Arzthaftung – Unzureichende Risikoaufklärung: Gericht nimmt Facharzt in Haftung

Das Oberlandesgericht (OLG) Hamm hat einen Facharzt für Chirurgie zur Zahlung eines Schmerzensgeldes in Höhe von 220.000 € verurteilt. Der Mediziner hatte einen Patienten unzureichend über die Risiken einer Darmspiegelung (Koloskopie) aufgeklärt, in deren Folge der Patient eine Darmperforation mit schwerwiegenden Komplikationen erlitt.

220.000 € Schmerzensgeld wegen Darmperforation nach Koloskopie

Der Fall
Nachdem sich der seinerzeit 48 Jahre alte Kläger wegen Blutungen im Stuhlgang beim beklagten Facharzt für Chirurgie vorgestellt hatte, führte der Mediziner im November 2007 eine Darmspiegelung durch. In Folge dieses Eingriffs kam es bei dem Patienten zu einer Darmperforation, die wenige Tage später notfallmäßig operiert werden musste. Der Kläger erlitt eine Bauchfellentzündung und musste sich deshalb weiteren Operationen unterziehen und über Monate intensiv-medizinisch behandelt werden. Er ist nunmehr frühberentet und zu 100 Prozent behindert. Als Folge der Darmperforation musste ihm ein künstlicher Darmausgang gelegt werden. Er behauptet, vom Beklagten über das Risiko einer Koloskopie und über Behandlungsalternativen nicht ordnungsgemäß aufgeklärt worden zu sein und forderte deshalb Schadenersatz.

Die Entscheidung
Mit Erfolg. Das Gericht verurteilte den Facharzt zur Zahlung eines Schmerzensgeldes an den Kläger in Höhe von 220.000 €. Der Mediziner hafte, weil davon auszugehen sei, dass er den Kläger ohne ausreichende Aufklärung behandelt habe. Nach der Einschätzung des im Verfahren gehörten medizinischen Sachverständigen sei eine im Rahmen einer Koloskopie auftretende Darmperforation zwar eine seltene Komplikation. Trete sie jedoch ein, habe sie überwiegend eine Bauchhöhlenentzündung zur Folge, die lebensbedrohlich sein könne und operativ behandelt werden müsse. Deswegen sei über das Risiko einer Perforation aufzuklären. Eine ordnungsgemäße Aufklärung des Klägers durch den Facharzt habe hier nicht festgestellt werden können. Der Inhalt der vom Kläger unterzeichneten Einverständniserklärung lasse nicht auf eine ausreichende Risikoaufklärung schließen. Nach dem vorgedruckten Teil der Erklärung sei u. a. auf „die mit dem Eingriff verbundenen unvermeidbaren nachteiligen Folgen, mögliche Risiken und Komplikationsgefahren“ hingewiesen worden.
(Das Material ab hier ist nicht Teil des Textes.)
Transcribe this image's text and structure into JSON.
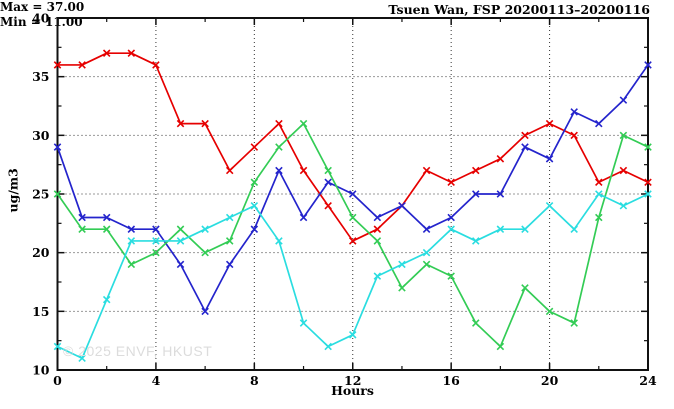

Diese allgemein gehaltene Erklärung sei weithin inhaltslos und wirke mit dem Hinweis auf „unvermeidbare nachteilige Folgen“ verharmlosend. Der Erklärung sei nicht zu entnehmen, dass sie vom Patienten gelesen, von ihm verstanden oder mit ihm erörtert worden wäre. Ausgehändigte und vom Patienten unterzeichnete Formulare und Merkblätter ersetzten nicht das erforderliche Aufklärungsgespräch. Zudem ließen sie nicht erkennen, dass ein Patient über ein in der Erklärung nicht ausdrücklich erwähntes Risiko informiert worden sei (OLG Hamm, Urteil vom 03.09.2013, Az.: 26 U 85/12).

Fazit
Eine unzureichende Aufklärung kann alleiniger Anknüpfungspunkt für Schadenersatz- und Schmerzensgeldansprüche sein. Aus haftungspräventiver Sicht ist es deshalb unumgänglich, dass Ärzte die Anforderungen an die ärztliche Aufklärungspflicht kennen. Nach der Rechtsprechung des Bundesgerichthofs (BGH) entspricht das alleinige Aushändigen eines Aufklärungsbogens an den Patienten, ohne mündliche Erläuterung des Inhalts, nicht den Anforderungen an eine ordnungsgemäße Aufklärung.

Wichtiger Hinweis
Das hohe Schmerzensgeld rechtfertigte das Gericht mit dem komplikationsträchtigen Krankheitsverlauf mit einer langen Behandlungszeit und bleibenden Beeinträchtigungen, die schließlich zu einer Frühberentung geführt haben. Anforderungen an ärztliches Aufklärungsgespräch sind streng. Die Aufklärung des Patienten durch den Arzt ist die Grundlage für die freie Entscheidung des Patienten für oder gegen die Durchführung eines ärztlichen Eingriffs.